The Credential Manager API discussion reminds me of the Internet Explorer echo chamber from 10-15 years ago – Microsoft browser developers adding in all these proprietary hooks because they couldn’t imagine anyone *not* fully embracing IE as the one and only browser they would use everywhere. Disturbing to see Google slip into that same lazy arrogance – assuming that web developers will assume that their users will (a) always use Chrome and (b) be using Chrome’s Credential Manager (not an external password manager app) to store passwords.

Disappointing navel-gazing for the most part.

Google’s password-free logins may arrive on Android apps by year-end

Project Abacus creates a “Trust Score API” – an interesting concept which intends supplant the need for passwords or other explicit authentication demands, by taking ambient readings from sensors and user interaction patterns with their device to determine how likely it is that the current holder/user is equivalent to the identity being asserted/authenticated.

This is certainly more interesting technology, if only because it allows for the possibility that any organization/entity that wishes to set their own tolerance/threshold per-usage can do so, using different “Trust Scores” depending on how valuable the data/API/interaction is that the user is attempting. A simple lookup of a bank balance could require a lower score than making a transfer of money out of an account, for example.

The only trick to this is the user must allow Google to continuously measure All The Thingz from the device – listen on the microphone, watch all typing, observe all location data, see what’s in front of the camera lens. Etc. Etc. Etc.

If launched today, I suspect this would trip over most users’ “freak-out” instinct and would fail, so kudos to Google for taking it slow. They’re going to need to shore up the reputation of Android phones and their inscrutably cryptic if comprehensive permissions model and how well that’s sandboxed if they’ll ever get widespread trust for Google to watch everything you’re doing.

MICROSOFT WANTS TO PROTECT US FROM OUR OWN STUPID PASSWORDS

Looks like Microsoft is incorporating “widely-used hacked passwords” into the set of password rules that Active Directory can enforce against users trying to establish a weak password. Hopefully this’ll be less frustrating than the “complex passwords” rules that AD and some of Microsoft’s more zealous customers like to enforce, making it nigh-impossible to know what the rules are let alone give a sentient human a chance of getting a password you might want to type 20-50 times/day. [Not that I have any PTSD from that…]

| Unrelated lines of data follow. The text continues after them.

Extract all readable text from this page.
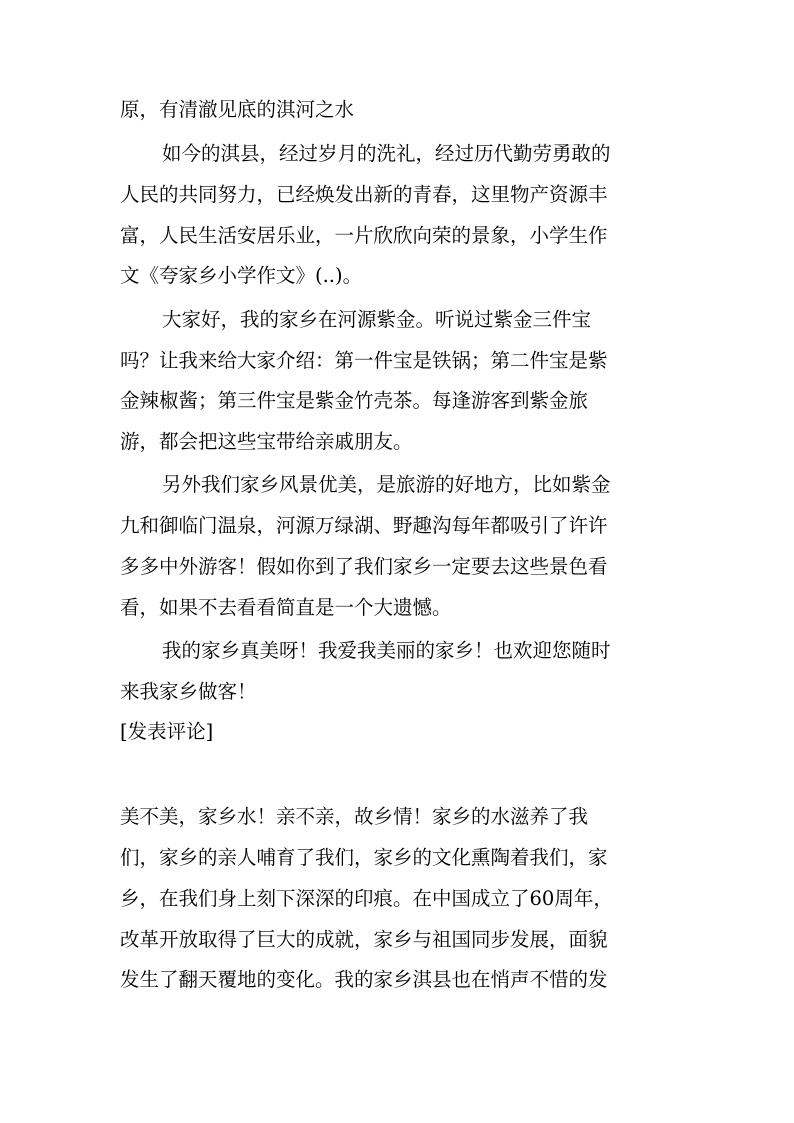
原，有清澈见底的淇河之水
如今的淇县，经过岁月的洗礼，经过历代勤劳勇敢的
人民的共同努力，已经焕发出新的青春，这里物产资源丰
富，人民生活安居乐业，一片欣欣向荣的景象，小学生作
文《夸家乡小学作文》(..)。
大家好，我的家乡在河源紫金。听说过紫金三件宝
吗？让我来给大家介绍：第一件宝是铁锅；第二件宝是紫
金辣椒酱；第三件宝是紫金竹壳茶。每逢游客到紫金旅
游，都会把这些宝带给亲戚朋友。
另外我们家乡风景优美，是旅游的好地方，比如紫金
九和御临门温泉，河源万绿湖、野趣沟每年都吸引了许许
多多中外游客！假如你到了我们家乡一定要去这些景色看
看，如果不去看看简直是一个大遗憾。
我的家乡真美呀！我爱我美丽的家乡！也欢迎您随时
来我家乡做客！
[发表评论]
美不美，家乡水！亲不亲，故乡情！家乡的水滋养了我
们，家乡的亲人哺育了我们，家乡的文化熏陶着我们，家
乡，在我们身上刻下深深的印痕。在中国成立了60周年，
改革开放取得了巨大的成就，家乡与祖国同步发展，面貌
发生了翻天覆地的变化。我的家乡淇县也在悄声不惜的发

Unfortunately, they do a piss-poor job of explaining how “Smart Password Lockout” works. I’m going to take a guess how this works, and hopefully someday it’ll be spelled out. It appears they’ve got some extra smarts in the AD password authentication routine that runs at the server-side – it can effectively determine whether the bad password authentication attempt came from an already-known device or not. This means that AD is keeping a rolling cache of the “familiar environments” – likely one that ages out the older records (e.g. flushing anything older than 30 days). What’s unclear is whether they’re recording remote IP addresses, remote computer names/identities, remote IP address subnets, or some new “cookie”-like data that wasn’t traditionally sent with the authentication stream.

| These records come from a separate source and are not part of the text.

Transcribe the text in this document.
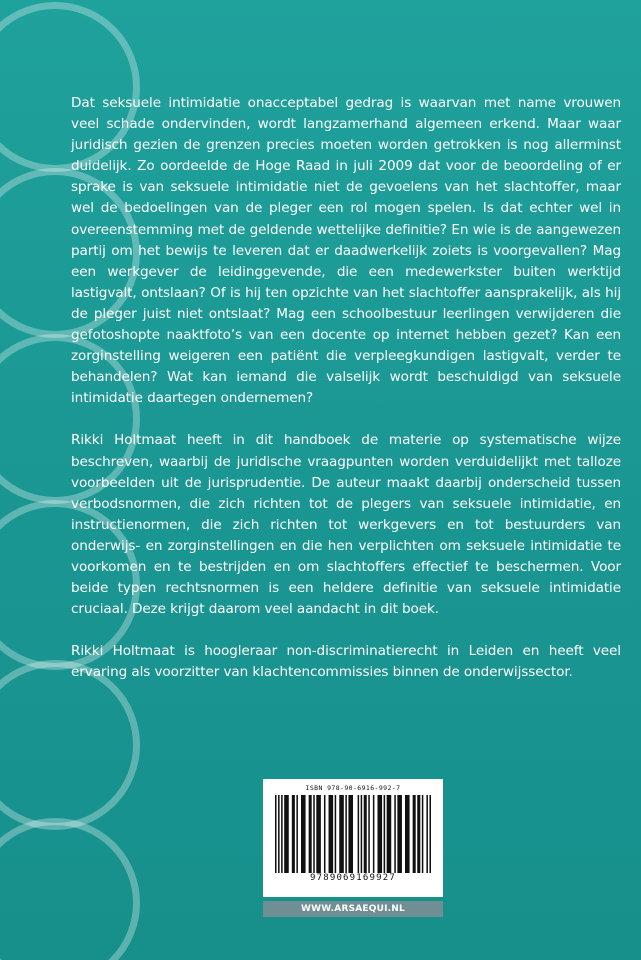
Dat seksuele intimidatie onacceptabel gedrag is waarvan met name vrouwen veel schade ondervinden, wordt langzamerhand algemeen erkend. Maar waar juridisch gezien de grenzen precies moeten worden getrokken is nog allerminst duidelijk. Zo oordeelde de Hoge Raad in juli 2009 dat voor de beoordeling of er sprake is van seksuele intimidatie niet de gevoelens van het slachtoffer, maar wel de bedoelingen van de pleger een rol mogen spelen. Is dat echter wel in overeenstemming met de geldende wettelijke definitie? En wie is de aangewezen partij om het bewijs te leveren dat er daadwerkelijk zoiets is voorgevallen? Mag een werkgever de leidinggevende, die een medewerkster buiten werktijd lastigvalt, ontslaan? Of is hij ten opzichte van het slachtoffer aansprakelijk, als hij de pleger juist niet ontslaat? Mag een schoolbestuur leerlingen verwijderen die gefotoshopte naaktfoto’s van een docente op internet hebben gezet? Kan een zorginstelling weigeren een patiënt die verpleegkundigen lastigvalt, verder te behandelen? Wat kan iemand die valselijk wordt beschuldigd van seksuele intimidatie daartegen ondernemen?

Rikki Holtmaat heeft in dit handboek de materie op systematische wijze beschreven, waarbij de juridische vraagpunten worden verduidelijkt met talloze voorbeelden uit de jurisprudentie. De auteur maakt daarbij onderscheid tussen verbodsnormen, die zich richten tot de plegers van seksuele intimidatie, en instructienormen, die zich richten tot werkgevers en tot bestuurders van onderwijs- en zorginstellingen en die hen verplichten om seksuele intimidatie te voorkomen en te bestrijden en om slachtoffers effectief te beschermen. Voor beide typen rechtsnormen is een heldere definitie van seksuele intimidatie cruciaal. Deze krijgt daarom veel aandacht in dit boek.

Rikki Holtmaat is hoogleraar non-discriminatierecht in Leiden en heeft veel ervaring als voorzitter van klachtencommissies binnen de onderwijssector.

ISBN 978-90-6916-992-7
9789069169927
WWW.ARSAEQUI.NL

If this is based on Kerberos/SAML exchanges, then it’s quite possible to capture the remote identity of the computer from which the exchange occurred (at least for machines that are part of the Active Directory domain). However, if this is meant as a more general-purpose mitigation for accounts used in more Internet (not Active Directory domain) setting, then unless Active Directory has added cookie-tracking capabilities it didn’t have a decade ago, I’d imagine they’re operating strictly on the remote IP address enveloped around any authentication request (Kerberos, NTLM, Basic, Digest).

Still seems a worthwhile effort – if it allows AD to lockout attackers trying to brute-force my account from locations where no successful authentication has taken place – AND continues to allow me to proceed past the “account lockout” at the same time – this is a big win for end users, especially where AD is used in Internet-facing settings like Azure.